What I introduced is called the Raise Wages, Cut Carbon bill, and if you Google that, I think you can find it. It’s fifteen pages as opposed to the 1,200-page cap-and-trade.

e360: You’re taking your message now to conservative audiences and business audiences? Who are you aiming your initiative at, and how are you going about reaching them?

Inglis: We’re spending a lot of time on college campuses speaking to college Republicans, Federalist societies, and young evangelicals. The reason is that they’re open to it, because they’re taking economics and chemistry and physics. When the left is talking to the right about these issues, it comes across as, ‘We know better than you do.’” They’re really a little bit embarrassed by what’s on the [conservative] radio, because they know it doesn’t match up with what they are learning in economics, physics, and chemistry. And so we want to help them to see there’s a way that you can be conservative, not want to grow government, and actually be for social-issue accountability, which is a key component of what social-issue conservatives believe. You’ve got to be accountable. Behavior has consequences, so attach the cost to something so that the market can judge it.

These students are open to that message, and we hope these students will be ambassadors to their parents and grandparents. Those are the harder demographics for us. Their parents and grandparents are harder – especially the grandparents, who feel an attack on their way of life.

e360: Do you think environmentalists are in some ways to blame for this because the approach has sometimes been to hector people about their lifestyle and their responsibility for these things?

Inglis: I think so, because it’s like my ad guy on my campaign says to me.

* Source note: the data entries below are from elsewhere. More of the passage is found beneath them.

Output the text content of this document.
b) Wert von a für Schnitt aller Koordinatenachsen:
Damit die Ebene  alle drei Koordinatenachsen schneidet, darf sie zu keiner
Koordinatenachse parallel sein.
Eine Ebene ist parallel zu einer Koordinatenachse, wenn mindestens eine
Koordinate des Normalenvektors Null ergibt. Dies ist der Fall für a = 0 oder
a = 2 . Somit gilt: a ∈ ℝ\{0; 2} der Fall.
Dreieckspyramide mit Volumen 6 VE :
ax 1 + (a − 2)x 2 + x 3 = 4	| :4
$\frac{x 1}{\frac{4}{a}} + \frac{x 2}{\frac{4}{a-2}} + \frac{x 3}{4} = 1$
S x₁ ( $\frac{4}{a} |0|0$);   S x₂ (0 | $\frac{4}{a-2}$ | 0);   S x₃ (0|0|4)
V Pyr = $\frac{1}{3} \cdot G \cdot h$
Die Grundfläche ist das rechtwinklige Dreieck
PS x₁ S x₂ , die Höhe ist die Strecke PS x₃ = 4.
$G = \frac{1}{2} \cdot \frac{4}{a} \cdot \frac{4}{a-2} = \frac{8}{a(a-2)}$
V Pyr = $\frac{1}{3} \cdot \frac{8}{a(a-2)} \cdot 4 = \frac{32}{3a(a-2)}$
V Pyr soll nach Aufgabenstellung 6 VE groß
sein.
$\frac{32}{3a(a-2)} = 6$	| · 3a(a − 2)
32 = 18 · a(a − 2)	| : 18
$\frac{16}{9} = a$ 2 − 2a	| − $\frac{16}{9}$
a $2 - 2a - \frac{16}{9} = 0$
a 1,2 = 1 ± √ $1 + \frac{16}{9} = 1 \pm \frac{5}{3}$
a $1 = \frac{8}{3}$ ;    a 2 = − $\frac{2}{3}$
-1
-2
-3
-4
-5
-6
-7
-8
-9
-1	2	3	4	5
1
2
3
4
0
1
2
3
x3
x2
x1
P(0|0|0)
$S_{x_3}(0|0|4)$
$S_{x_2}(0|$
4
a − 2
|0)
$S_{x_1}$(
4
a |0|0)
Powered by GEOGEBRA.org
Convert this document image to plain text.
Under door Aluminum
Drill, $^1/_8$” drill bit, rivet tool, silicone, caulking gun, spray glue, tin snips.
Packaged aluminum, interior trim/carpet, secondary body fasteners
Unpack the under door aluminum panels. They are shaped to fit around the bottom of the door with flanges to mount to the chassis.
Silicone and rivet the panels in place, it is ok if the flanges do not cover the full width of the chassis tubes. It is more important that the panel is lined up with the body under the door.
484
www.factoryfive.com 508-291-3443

He says, “We all like change, just we don’t like to be changed.” We want to be the change agent, but we surely don’t want to be the one who gets changed by somebody else. We want to be in the driver’s seat on that.

And so what happens often when the left is talking to the right about these issues, it seems like it’s coming across as, “We know better than you do. You’re a bunch of hicks from the sticks. We’re so much smarter than you are. We’ve got scientists who tell us this and that. We’ll design a regulatory system that will fix things, because we can’t trust you to make good decisions.” That’s one way it comes across – and it’s offensive to conservatives.